The criticism of the feminists arguing for female representation on the new £10 took a disconcertingly insidious form. Whilst there were still a roster of old school misogynists taking the 'no b**tches on my riches' approach, many took a different tack, asking instead, 'shouldn't you ladies be focusing on something more important?'
In one sense, this is an understandable approach. For many women, Jane Austen appearing on their money is going to bring little liberty. Certain women - working class women, women of colour, lesbian women, transgender women, disabled women and so many other subcategories of women who have been failed by mainstream feminism - have every right to refuse to celebrate the veneration of a women who they may not feel represents them.
But, arguing for a more intersectional approach to female equality is not the same as begrudging feminism its small progresses. The first stance seeks to make the movement more effective and inclusive, the second to destabilise and undermine it. And, in my experience, certain men seem to be convinced that it's their responsibility to berate women who've chosen to focus on a feminist issue that they deem too insignificant to deserve attention.
This view of oppression is fundamentally problematic.
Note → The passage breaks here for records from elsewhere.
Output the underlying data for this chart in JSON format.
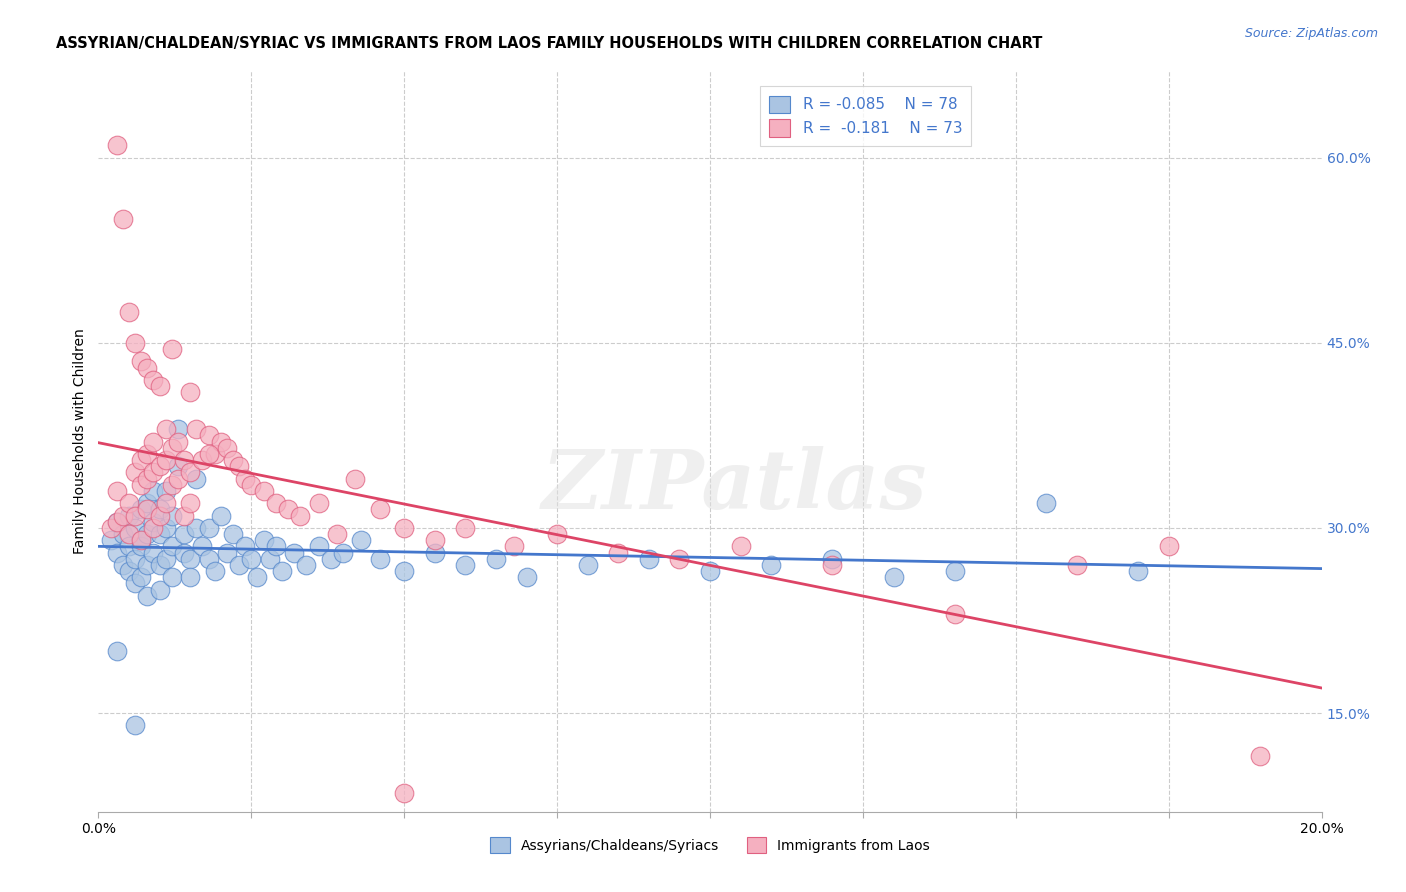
{
  "title": "ASSYRIAN/CHALDEAN/SYRIAC VS IMMIGRANTS FROM LAOS FAMILY HOUSEHOLDS WITH CHILDREN CORRELATION CHART",
  "source": "Source: ZipAtlas.com",
  "ylabel": "Family Households with Children",
  "ytick_labels": [
    "15.0%",
    "30.0%",
    "45.0%",
    "60.0%"
  ],
  "ytick_values": [
    0.15,
    0.3,
    0.45,
    0.6
  ],
  "xlim": [
    0.0,
    0.2
  ],
  "ylim": [
    0.07,
    0.67
  ],
  "legend_blue_R": "R = -0.085",
  "legend_blue_N": "N = 78",
  "legend_pink_R": "R =  -0.181",
  "legend_pink_N": "N = 73",
  "legend_label_blue": "Assyrians/Chaldeans/Syriacs",
  "legend_label_pink": "Immigrants from Laos",
  "blue_fill": "#aac4e2",
  "blue_edge": "#5588cc",
  "pink_fill": "#f5b0c0",
  "pink_edge": "#e06080",
  "blue_line": "#4477cc",
  "pink_line": "#dd4466",
  "background_color": "#ffffff",
  "grid_color": "#cccccc",
  "blue_scatter_x": [
    0.002,
    0.003,
    0.003,
    0.004,
    0.004,
    0.005,
    0.005,
    0.005,
    0.006,
    0.006,
    0.006,
    0.007,
    0.007,
    0.007,
    0.007,
    0.008,
    0.008,
    0.008,
    0.008,
    0.009,
    0.009,
    0.009,
    0.01,
    0.01,
    0.01,
    0.01,
    0.011,
    0.011,
    0.011,
    0.012,
    0.012,
    0.012,
    0.013,
    0.013,
    0.014,
    0.014,
    0.015,
    0.015,
    0.016,
    0.016,
    0.017,
    0.018,
    0.018,
    0.019,
    0.02,
    0.021,
    0.022,
    0.023,
    0.024,
    0.025,
    0.026,
    0.027,
    0.028,
    0.029,
    0.03,
    0.032,
    0.034,
    0.036,
    0.038,
    0.04,
    0.043,
    0.046,
    0.05,
    0.055,
    0.06,
    0.065,
    0.07,
    0.08,
    0.09,
    0.1,
    0.11,
    0.12,
    0.13,
    0.14,
    0.155,
    0.17,
    0.003,
    0.006
  ],
  "blue_scatter_y": [
    0.29,
    0.28,
    0.305,
    0.27,
    0.295,
    0.265,
    0.285,
    0.31,
    0.275,
    0.3,
    0.255,
    0.29,
    0.315,
    0.285,
    0.26,
    0.32,
    0.295,
    0.27,
    0.245,
    0.305,
    0.28,
    0.33,
    0.295,
    0.315,
    0.27,
    0.25,
    0.3,
    0.275,
    0.33,
    0.285,
    0.31,
    0.26,
    0.38,
    0.35,
    0.28,
    0.295,
    0.275,
    0.26,
    0.3,
    0.34,
    0.285,
    0.275,
    0.3,
    0.265,
    0.31,
    0.28,
    0.295,
    0.27,
    0.285,
    0.275,
    0.26,
    0.29,
    0.275,
    0.285,
    0.265,
    0.28,
    0.27,
    0.285,
    0.275,
    0.28,
    0.29,
    0.275,
    0.265,
    0.28,
    0.27,
    0.275,
    0.26,
    0.27,
    0.275,
    0.265,
    0.27,
    0.275,
    0.26,
    0.265,
    0.32,
    0.265,
    0.2,
    0.14
  ],
  "pink_scatter_x": [
    0.002,
    0.003,
    0.003,
    0.004,
    0.005,
    0.005,
    0.006,
    0.006,
    0.007,
    0.007,
    0.007,
    0.008,
    0.008,
    0.008,
    0.009,
    0.009,
    0.009,
    0.01,
    0.01,
    0.011,
    0.011,
    0.011,
    0.012,
    0.012,
    0.013,
    0.013,
    0.014,
    0.014,
    0.015,
    0.015,
    0.016,
    0.017,
    0.018,
    0.019,
    0.02,
    0.021,
    0.022,
    0.023,
    0.024,
    0.025,
    0.027,
    0.029,
    0.031,
    0.033,
    0.036,
    0.039,
    0.042,
    0.046,
    0.05,
    0.055,
    0.06,
    0.068,
    0.075,
    0.085,
    0.095,
    0.105,
    0.12,
    0.14,
    0.16,
    0.175,
    0.003,
    0.004,
    0.005,
    0.006,
    0.007,
    0.008,
    0.009,
    0.01,
    0.012,
    0.015,
    0.018,
    0.19,
    0.05
  ],
  "pink_scatter_y": [
    0.3,
    0.305,
    0.33,
    0.31,
    0.32,
    0.295,
    0.345,
    0.31,
    0.355,
    0.335,
    0.29,
    0.36,
    0.34,
    0.315,
    0.37,
    0.345,
    0.3,
    0.35,
    0.31,
    0.38,
    0.355,
    0.32,
    0.365,
    0.335,
    0.37,
    0.34,
    0.355,
    0.31,
    0.345,
    0.32,
    0.38,
    0.355,
    0.375,
    0.36,
    0.37,
    0.365,
    0.355,
    0.35,
    0.34,
    0.335,
    0.33,
    0.32,
    0.315,
    0.31,
    0.32,
    0.295,
    0.34,
    0.315,
    0.3,
    0.29,
    0.3,
    0.285,
    0.295,
    0.28,
    0.275,
    0.285,
    0.27,
    0.23,
    0.27,
    0.285,
    0.61,
    0.55,
    0.475,
    0.45,
    0.435,
    0.43,
    0.42,
    0.415,
    0.445,
    0.41,
    0.36,
    0.115,
    0.085
  ],
  "watermark": "ZIPatlas"
}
It presents equality movements like business transactions, in which the oppressed need to be careful and calculated about the 'luxuries' they demand in case they lose sight of their ultimate goals. Small victories, like a successful campaign to get Jane Austen on the £10 note, are reframed as losses when feminists are reminded that their time would have been better spent fighting important issues like the gender wage gap, FGM and domestic violence.
Yet these issues are all part of the same picture - a picture which, at the moment, still paints women as inferior. Any attempt to change this status-quo is an attempt worth making, and yet we are taught to think that women should prioritise their list of demands before they start reading it out.
Men who make these arguments about how women are 'doing feminism wrong' are almost always wolves in sheep's clothing. They are not the people championing the worthy causes that they bang on about. Usually, you'll find that it's the person arguing against page 3 who also volunteers at Rape Crisis.
Unsurprisingly, having won her long-fought campaign, Caroline Criado-Perez has said, 'I'll be donating my first Austen tenner to my local women's shelter.'
Feminism isn't about picking your battles. It's about fighting every battle, on every front, until we've won the entire war.